Some of them, I completely understand. Sherlock Holmes being of dark-skinned descent (or, even better, from India!) would make a huge difference to his characterization. But ... well, Tolkien? What difference would it make to anyone there how many different skin colors humans came in? There are racial tensions between the races that actually exist in Middle Earth, but rewriting Aragon as Hispanic makes no sense, because there is no Spain. I understand that replacing everybody except the bad guy with white people is horribly wrong because it caters to the nastiness of people who divide the world into "white guys" and "bad guys". I ... kind of understand that a story so obviously based on Asian culture, in a good and respectful way, should give Asian audiences faces that look like them, too. But I'm lost on how changes races of people in random stories to races that don't even exist in the story setting is relevant.

This comes out a lot more defensive than it's meant. Please understand, I want to learn so I can do the right thing. Help?

Date: 2010-06-08 12:41 pm (UTC)
jackandahat: A brown otter, no text. (Default)
From: [personal profile] jackandahat
I'm a white guy, so I absolutely can't speak for any POC. But I'm queer and disabled, so I'm coming from that POV, and to me some of it's about representation. It's about actually having characters who are something like you in a story.

It's easy, as a white man, to dismiss that - we don't need to think about it. Our race and gender are all over the place - we can count on The People In Charge to generally look a fair bit like us.

But once you step outside that box, the guarantee is not there.
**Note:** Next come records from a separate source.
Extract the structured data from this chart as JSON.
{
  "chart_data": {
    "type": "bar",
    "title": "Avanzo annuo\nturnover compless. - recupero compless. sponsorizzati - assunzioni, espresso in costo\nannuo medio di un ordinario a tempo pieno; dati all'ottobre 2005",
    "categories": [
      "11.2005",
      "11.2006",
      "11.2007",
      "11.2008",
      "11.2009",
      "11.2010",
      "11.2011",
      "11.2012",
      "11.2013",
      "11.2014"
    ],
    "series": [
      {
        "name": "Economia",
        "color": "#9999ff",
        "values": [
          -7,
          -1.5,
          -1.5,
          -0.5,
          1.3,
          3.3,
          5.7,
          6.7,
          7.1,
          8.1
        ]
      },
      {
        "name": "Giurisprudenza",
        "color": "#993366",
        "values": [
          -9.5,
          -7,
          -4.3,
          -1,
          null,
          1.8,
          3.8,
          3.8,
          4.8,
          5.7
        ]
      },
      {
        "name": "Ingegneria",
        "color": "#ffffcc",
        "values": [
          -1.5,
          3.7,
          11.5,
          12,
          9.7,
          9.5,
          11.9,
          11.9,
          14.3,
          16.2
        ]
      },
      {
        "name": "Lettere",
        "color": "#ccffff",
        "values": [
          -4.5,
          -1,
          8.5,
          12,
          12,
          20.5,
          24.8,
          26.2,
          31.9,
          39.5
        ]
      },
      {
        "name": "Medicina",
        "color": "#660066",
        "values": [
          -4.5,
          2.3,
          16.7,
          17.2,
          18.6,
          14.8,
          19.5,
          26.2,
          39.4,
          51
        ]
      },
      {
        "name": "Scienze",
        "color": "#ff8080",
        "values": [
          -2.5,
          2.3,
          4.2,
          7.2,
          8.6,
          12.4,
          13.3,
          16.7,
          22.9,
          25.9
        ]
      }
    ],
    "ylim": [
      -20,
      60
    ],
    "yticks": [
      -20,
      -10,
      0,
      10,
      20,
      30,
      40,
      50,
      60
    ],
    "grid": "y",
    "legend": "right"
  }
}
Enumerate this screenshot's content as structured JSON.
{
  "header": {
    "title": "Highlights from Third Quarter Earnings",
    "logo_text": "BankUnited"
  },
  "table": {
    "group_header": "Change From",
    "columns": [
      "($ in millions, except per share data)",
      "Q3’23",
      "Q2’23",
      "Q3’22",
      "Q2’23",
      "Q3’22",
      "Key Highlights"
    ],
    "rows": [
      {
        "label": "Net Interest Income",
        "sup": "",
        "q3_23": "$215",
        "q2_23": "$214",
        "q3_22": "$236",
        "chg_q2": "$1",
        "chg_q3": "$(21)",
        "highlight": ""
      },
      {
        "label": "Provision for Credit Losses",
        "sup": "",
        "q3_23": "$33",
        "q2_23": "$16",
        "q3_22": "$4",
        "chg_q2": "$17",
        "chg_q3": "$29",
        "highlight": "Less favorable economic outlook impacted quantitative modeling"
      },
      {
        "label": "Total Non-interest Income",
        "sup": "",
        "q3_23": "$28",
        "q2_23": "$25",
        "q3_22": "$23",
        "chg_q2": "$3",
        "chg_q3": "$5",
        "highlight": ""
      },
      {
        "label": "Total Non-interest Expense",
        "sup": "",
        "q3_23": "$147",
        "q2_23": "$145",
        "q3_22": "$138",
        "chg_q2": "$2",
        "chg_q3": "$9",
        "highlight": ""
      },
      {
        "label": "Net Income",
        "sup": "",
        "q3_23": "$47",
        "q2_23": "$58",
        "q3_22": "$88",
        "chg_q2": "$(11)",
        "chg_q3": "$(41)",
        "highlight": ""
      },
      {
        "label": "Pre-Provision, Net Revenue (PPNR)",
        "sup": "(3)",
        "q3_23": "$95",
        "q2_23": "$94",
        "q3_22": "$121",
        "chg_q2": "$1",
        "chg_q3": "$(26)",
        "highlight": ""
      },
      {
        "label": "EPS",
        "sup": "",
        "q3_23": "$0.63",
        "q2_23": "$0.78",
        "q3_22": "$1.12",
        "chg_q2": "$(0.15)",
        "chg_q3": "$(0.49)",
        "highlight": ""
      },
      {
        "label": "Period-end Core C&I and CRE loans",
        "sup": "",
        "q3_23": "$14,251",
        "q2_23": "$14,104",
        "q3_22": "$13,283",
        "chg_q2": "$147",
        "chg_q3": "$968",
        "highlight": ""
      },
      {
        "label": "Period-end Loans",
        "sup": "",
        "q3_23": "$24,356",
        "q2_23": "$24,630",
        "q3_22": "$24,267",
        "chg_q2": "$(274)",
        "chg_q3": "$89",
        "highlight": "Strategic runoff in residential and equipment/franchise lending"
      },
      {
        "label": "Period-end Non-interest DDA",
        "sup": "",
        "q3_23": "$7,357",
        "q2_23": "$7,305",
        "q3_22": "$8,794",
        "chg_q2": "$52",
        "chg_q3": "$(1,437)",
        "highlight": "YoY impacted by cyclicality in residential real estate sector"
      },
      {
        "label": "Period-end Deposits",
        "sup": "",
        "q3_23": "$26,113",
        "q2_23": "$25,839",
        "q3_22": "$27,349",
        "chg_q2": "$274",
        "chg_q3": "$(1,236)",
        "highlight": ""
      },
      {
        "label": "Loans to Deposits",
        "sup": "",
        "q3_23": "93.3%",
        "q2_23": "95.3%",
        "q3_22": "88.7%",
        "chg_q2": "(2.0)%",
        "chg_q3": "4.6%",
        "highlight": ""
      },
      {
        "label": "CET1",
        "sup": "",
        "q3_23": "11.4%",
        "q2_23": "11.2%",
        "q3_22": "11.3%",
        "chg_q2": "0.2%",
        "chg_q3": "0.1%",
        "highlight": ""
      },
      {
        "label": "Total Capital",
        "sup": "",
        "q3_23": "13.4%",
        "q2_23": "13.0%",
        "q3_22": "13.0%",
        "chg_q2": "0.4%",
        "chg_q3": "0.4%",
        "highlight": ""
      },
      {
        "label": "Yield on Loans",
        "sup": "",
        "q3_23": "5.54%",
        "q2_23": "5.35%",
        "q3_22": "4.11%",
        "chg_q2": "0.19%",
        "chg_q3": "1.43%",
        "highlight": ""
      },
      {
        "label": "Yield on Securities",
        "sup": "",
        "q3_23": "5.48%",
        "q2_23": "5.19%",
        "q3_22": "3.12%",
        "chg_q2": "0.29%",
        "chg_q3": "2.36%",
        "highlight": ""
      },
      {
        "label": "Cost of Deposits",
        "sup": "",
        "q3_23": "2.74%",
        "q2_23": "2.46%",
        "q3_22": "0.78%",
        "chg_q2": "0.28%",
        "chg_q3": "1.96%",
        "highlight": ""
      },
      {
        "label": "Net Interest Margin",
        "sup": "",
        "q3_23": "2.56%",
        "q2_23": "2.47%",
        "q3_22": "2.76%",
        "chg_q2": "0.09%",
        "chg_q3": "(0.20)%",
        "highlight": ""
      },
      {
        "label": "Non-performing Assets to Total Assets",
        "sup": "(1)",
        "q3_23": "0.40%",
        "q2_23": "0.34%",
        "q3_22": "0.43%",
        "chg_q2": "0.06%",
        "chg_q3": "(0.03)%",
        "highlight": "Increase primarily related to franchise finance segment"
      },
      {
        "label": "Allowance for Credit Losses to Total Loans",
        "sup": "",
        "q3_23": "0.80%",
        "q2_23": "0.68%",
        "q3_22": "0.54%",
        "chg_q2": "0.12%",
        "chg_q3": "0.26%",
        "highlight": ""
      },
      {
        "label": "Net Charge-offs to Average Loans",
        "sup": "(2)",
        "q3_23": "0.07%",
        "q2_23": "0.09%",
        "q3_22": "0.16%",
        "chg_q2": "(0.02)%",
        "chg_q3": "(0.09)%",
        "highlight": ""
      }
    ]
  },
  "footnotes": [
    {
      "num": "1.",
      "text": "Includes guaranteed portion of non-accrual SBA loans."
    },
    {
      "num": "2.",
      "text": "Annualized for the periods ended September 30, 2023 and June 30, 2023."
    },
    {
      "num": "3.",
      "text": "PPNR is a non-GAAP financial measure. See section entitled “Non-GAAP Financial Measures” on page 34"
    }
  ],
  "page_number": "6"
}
So you grow up being shown that the hero (or even just the Really Interesting 3D Bad Guy)is never someone who looks like you.

So that matters even if you're talking about a world where race (as we know it) "doesn't matter". Because we don't live in that world.

(Apologies if I've stepped on any toes here - hopefully this hasn't come across as the white version of mansplainning, but I saw no-one had answered yet.)